Até então não havia regras específicas sobre o caso e as decisões
judiciais variavam – alguns juízes punem sites como Facebook e Google
por páginas ofensivas criadas por usuários, enquanto outros magistrados
optam por penalizar apenas o responsável pelo conteúdo.
De acordo com a nova legislação, as entidades que oferecem conteúdo e
aplicações só serão responsabilizadas por danos gerados por terceiros se
não acatarem ordem judicial exigindo a retirada dessas publicações. O
objetivo da norma, segundo o deputado Alessandro Molon, relator do
projeto, é fortalecer a liberdade de expressão na web e acabar com o que
chama de "censura privada".
O sigilo das comunicações dos usuários da internet não pode ser
violado. Provedores de acesso à internet serão obrigados a guardar os
registros das horas de acesso e do fim da conexão dos usuários pelo
prazo de seis meses, mas isso deve ser feito em ambiente controlado.
A responsabilidade por esse controle não deverá ser delegada a outras empresas.

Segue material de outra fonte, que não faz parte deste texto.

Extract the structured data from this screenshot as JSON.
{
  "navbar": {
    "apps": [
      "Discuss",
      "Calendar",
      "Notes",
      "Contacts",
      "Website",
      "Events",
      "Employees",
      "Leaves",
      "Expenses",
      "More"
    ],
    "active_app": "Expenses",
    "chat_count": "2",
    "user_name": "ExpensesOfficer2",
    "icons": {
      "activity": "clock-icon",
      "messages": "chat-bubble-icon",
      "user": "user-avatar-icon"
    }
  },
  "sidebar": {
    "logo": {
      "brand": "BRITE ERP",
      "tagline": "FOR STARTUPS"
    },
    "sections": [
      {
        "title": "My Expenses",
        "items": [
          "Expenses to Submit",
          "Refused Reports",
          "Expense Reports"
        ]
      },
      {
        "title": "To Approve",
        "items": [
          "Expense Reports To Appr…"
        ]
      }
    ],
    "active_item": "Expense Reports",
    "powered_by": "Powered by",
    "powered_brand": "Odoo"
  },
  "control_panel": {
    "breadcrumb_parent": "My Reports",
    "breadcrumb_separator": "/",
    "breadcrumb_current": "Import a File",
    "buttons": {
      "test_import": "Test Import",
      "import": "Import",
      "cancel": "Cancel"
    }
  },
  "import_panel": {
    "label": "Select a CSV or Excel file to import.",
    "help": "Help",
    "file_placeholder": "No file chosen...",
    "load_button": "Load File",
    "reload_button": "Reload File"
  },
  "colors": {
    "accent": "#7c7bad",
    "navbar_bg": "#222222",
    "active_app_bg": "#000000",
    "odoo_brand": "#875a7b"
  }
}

Não fica autorizado o registro das páginas e do conteúdo acessado pelo
internauta. A coleta, o uso e o armazenamento de dados pessoais pelas
empresas só poderão ocorrer desde que especificados nos contratos e caso
não sejam vedados pela legislação.
Fim do marketing dirigido
Com o Marco Civil, as empresas de acesso não poderão "espiar" o
conteúdo das informações trocadas pelos usuários na rede. Há interesse
em fazer isso com fins comerciais e publicitários, nos moldes do que
Facebook e Google fazem para enviar anúncios aos seus usuários de acordo
com as mensagens que trocam.
Essas normas não permitirão, por exemplo, a formação de bases de
clientes para marketing dirigido, segundo Molon. Será proibido
monitorar, filtrar, analisar ou fiscalizar o conteúdo dos pacotes, salvo
em hipóteses previstas por lei.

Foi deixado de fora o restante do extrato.